An English bloke I met trekking in Nepal, in 1998-99, had been in the English schoolboy rugby team and had played against our lads.
He’d been coached by Terry Cobner, pack leader for the 1977 Lions – he may have been vice captain, I’m not sure.
Anyway, Cobner coached them on the psychology of New Zealand rugby: we play not out of joy of winning, he rekkined, but out of a fear amounting to terror of losing.
I had to point out that, at the time, the All Blacks seemed to have regrettably overcome this fear – 1998 was one of the worst seasons ever, something Liam Hehir indirectly reminded me of on the Twitter this morning.
Perhaps it is also why New Zealand is treating last night’s draw as a loss, while the Brits are treating it as a win.
Fifteen All? Perhaps it was deserved. Would have been happier if it had been deserved bacause of some iffy play by the ABs in the first half, and not some even iffier decidions by the reff in the final quarter.
This was Graham Mourie’s first test. Huge build-up. The ABs had lost the previous test and only had an iffy win in the first test. Coming the year against a lost series in South Africa, there was a sense of crisis.
The selectors went berko after the second test loss, making six changes and – most shockingly of all – dropping veteran halfback Sid Going.
It was an extremely wet winter, and Carisbrook had been rained on all week. From memory, the rugby union hired a couple of helicopters to fly up and down the ground for hours before the test, trying to dry out the ground with the downdraft from the rotor blades.
This may be a bit of a legend. I don’t know.
The dropping of Going at halfback was seen as a signal the All Blacks would run the ball through the backline rather than having Sid Going have a go on his own and fold it back into the forwards.
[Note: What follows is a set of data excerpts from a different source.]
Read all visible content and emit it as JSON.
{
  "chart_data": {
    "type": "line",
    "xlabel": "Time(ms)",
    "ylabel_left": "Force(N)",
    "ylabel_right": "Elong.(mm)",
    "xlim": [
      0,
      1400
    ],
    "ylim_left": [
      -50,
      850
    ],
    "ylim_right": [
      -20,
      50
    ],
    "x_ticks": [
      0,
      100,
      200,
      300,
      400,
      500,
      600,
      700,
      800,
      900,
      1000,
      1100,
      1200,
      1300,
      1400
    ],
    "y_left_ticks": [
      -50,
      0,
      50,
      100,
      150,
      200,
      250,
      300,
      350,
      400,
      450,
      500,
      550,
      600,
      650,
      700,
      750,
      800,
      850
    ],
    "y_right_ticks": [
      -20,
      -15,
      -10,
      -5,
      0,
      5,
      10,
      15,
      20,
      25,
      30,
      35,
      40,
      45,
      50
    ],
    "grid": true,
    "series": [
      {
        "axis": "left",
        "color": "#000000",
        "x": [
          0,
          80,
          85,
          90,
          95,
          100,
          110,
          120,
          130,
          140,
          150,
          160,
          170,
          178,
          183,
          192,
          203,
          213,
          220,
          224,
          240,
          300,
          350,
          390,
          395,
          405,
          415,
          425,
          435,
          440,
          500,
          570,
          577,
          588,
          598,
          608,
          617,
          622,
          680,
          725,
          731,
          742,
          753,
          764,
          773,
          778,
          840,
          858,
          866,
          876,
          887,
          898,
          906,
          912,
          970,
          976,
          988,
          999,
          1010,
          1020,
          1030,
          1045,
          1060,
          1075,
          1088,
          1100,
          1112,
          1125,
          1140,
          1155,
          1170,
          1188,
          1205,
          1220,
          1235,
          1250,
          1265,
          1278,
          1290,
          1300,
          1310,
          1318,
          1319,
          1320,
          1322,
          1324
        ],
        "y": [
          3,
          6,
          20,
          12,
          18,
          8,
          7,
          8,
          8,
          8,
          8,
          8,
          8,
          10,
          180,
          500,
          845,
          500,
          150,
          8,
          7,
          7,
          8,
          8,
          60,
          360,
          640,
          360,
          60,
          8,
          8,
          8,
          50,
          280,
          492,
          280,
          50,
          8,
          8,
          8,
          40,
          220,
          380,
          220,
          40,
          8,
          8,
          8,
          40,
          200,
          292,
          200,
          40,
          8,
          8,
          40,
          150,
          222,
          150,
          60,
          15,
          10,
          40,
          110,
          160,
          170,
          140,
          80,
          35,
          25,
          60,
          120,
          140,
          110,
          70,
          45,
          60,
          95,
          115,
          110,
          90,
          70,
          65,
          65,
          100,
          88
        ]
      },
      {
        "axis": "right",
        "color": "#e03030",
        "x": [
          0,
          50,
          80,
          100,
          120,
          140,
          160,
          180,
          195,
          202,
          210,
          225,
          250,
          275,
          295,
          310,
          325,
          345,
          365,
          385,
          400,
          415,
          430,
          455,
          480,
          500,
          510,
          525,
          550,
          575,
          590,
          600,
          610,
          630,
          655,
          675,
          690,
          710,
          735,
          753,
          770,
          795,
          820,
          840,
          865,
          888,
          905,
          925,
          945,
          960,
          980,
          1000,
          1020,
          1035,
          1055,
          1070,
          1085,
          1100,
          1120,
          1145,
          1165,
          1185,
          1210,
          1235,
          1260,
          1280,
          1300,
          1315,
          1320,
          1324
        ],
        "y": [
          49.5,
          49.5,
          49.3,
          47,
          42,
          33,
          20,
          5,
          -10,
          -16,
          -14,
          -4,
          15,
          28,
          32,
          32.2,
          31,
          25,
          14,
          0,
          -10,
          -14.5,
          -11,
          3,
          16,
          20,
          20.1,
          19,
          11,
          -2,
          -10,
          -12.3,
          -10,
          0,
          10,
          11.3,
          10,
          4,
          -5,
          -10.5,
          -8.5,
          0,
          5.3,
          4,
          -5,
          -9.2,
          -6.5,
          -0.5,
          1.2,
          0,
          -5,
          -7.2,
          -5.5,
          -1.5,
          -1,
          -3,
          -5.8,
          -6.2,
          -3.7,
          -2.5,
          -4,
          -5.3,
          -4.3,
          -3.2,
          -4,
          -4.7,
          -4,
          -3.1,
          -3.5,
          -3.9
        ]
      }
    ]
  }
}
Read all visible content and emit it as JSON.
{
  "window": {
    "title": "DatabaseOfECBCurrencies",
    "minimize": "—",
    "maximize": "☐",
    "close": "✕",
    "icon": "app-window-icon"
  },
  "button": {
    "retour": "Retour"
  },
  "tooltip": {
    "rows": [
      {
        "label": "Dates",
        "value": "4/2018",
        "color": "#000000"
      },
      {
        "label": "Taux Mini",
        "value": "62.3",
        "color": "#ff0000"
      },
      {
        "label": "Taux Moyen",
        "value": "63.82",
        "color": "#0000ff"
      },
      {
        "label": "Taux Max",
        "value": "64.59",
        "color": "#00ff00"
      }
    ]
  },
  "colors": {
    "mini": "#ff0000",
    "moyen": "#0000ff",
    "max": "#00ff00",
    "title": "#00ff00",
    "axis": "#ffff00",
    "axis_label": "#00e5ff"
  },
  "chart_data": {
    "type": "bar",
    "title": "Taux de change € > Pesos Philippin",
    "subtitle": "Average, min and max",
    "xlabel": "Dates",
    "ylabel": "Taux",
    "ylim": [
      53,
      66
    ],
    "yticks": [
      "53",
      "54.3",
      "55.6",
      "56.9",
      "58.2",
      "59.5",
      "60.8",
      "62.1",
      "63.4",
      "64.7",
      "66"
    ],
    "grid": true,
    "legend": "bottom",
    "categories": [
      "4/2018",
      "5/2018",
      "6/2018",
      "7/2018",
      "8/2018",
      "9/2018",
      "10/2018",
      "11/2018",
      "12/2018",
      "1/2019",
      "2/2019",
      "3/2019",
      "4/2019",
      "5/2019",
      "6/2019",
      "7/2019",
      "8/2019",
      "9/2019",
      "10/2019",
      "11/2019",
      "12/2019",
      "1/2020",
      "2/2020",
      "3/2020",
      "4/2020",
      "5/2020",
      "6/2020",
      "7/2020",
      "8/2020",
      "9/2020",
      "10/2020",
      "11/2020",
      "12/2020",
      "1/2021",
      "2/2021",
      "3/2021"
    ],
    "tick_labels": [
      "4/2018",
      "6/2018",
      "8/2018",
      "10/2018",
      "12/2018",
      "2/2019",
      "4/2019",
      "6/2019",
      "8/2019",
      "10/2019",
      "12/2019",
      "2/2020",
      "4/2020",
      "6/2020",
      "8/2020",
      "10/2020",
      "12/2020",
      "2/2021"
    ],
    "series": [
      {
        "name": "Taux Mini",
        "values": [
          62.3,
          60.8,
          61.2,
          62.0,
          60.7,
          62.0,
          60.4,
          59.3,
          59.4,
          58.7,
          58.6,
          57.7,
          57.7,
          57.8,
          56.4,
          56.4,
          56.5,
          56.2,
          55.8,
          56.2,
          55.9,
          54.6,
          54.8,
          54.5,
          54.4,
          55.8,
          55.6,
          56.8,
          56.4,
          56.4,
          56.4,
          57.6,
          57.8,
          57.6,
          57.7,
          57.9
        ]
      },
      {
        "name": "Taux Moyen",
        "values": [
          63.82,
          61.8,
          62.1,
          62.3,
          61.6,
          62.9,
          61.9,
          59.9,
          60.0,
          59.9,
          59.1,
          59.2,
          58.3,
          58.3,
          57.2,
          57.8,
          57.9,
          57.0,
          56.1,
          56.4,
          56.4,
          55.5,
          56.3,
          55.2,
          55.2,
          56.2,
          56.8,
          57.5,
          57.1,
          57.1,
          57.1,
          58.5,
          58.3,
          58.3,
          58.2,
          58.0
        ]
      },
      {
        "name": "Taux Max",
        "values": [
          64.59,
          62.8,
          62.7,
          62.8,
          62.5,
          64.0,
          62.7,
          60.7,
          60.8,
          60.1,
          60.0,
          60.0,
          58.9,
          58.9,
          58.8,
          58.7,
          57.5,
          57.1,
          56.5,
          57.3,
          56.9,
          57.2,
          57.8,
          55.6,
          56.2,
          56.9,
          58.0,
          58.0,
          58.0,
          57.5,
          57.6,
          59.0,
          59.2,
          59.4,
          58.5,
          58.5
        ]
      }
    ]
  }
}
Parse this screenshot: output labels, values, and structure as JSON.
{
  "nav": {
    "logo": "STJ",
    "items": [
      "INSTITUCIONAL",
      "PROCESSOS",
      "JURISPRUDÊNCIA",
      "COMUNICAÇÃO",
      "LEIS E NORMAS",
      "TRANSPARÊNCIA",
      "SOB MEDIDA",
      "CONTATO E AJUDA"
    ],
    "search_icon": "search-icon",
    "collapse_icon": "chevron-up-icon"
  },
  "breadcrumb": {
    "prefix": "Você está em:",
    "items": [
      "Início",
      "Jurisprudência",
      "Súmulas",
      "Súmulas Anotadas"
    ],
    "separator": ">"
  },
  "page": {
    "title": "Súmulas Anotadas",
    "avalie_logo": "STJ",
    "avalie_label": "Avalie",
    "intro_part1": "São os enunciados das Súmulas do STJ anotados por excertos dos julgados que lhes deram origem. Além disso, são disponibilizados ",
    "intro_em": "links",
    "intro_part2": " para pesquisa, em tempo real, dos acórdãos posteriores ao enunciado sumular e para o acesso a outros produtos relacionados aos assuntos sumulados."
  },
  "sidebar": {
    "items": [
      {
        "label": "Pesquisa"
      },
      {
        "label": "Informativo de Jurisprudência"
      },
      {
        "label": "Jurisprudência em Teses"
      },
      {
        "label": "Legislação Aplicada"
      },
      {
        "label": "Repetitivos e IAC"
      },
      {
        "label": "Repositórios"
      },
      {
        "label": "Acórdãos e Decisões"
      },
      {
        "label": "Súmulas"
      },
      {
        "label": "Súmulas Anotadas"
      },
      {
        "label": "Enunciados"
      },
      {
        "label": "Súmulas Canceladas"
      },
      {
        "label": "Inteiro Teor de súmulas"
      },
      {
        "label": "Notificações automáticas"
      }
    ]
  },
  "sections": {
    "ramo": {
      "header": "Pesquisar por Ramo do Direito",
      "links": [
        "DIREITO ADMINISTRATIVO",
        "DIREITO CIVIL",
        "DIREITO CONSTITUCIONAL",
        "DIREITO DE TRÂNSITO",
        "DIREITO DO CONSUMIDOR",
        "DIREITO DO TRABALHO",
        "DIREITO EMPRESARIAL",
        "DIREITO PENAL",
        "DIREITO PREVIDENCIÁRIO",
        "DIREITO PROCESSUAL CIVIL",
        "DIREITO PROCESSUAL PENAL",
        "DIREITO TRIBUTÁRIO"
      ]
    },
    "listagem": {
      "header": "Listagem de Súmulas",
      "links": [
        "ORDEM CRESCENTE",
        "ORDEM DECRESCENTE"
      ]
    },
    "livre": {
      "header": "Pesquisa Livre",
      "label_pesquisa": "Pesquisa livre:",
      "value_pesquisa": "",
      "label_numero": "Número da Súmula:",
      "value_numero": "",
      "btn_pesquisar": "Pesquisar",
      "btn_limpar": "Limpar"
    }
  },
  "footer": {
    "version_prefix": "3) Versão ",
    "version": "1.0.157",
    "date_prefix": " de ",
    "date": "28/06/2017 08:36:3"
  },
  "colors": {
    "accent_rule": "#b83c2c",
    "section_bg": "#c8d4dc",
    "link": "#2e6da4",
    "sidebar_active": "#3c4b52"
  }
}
Anyway, they showed they would do that, right in the opening minute. Bruce Robertson – Counties’ only player in the side, something I kind of noted, as a Waiuku lad – had a fantastic day.
After a couple of years without a decent goalkicker – Joe Karam, who has since gone on to fame in other areas, had been a dead-eye dick with the boot for years but in 1975 he went to league – the new boy at fullback, Bevan Wilson, was a real find.
And of course it was Kirkpatrick’s 50th try.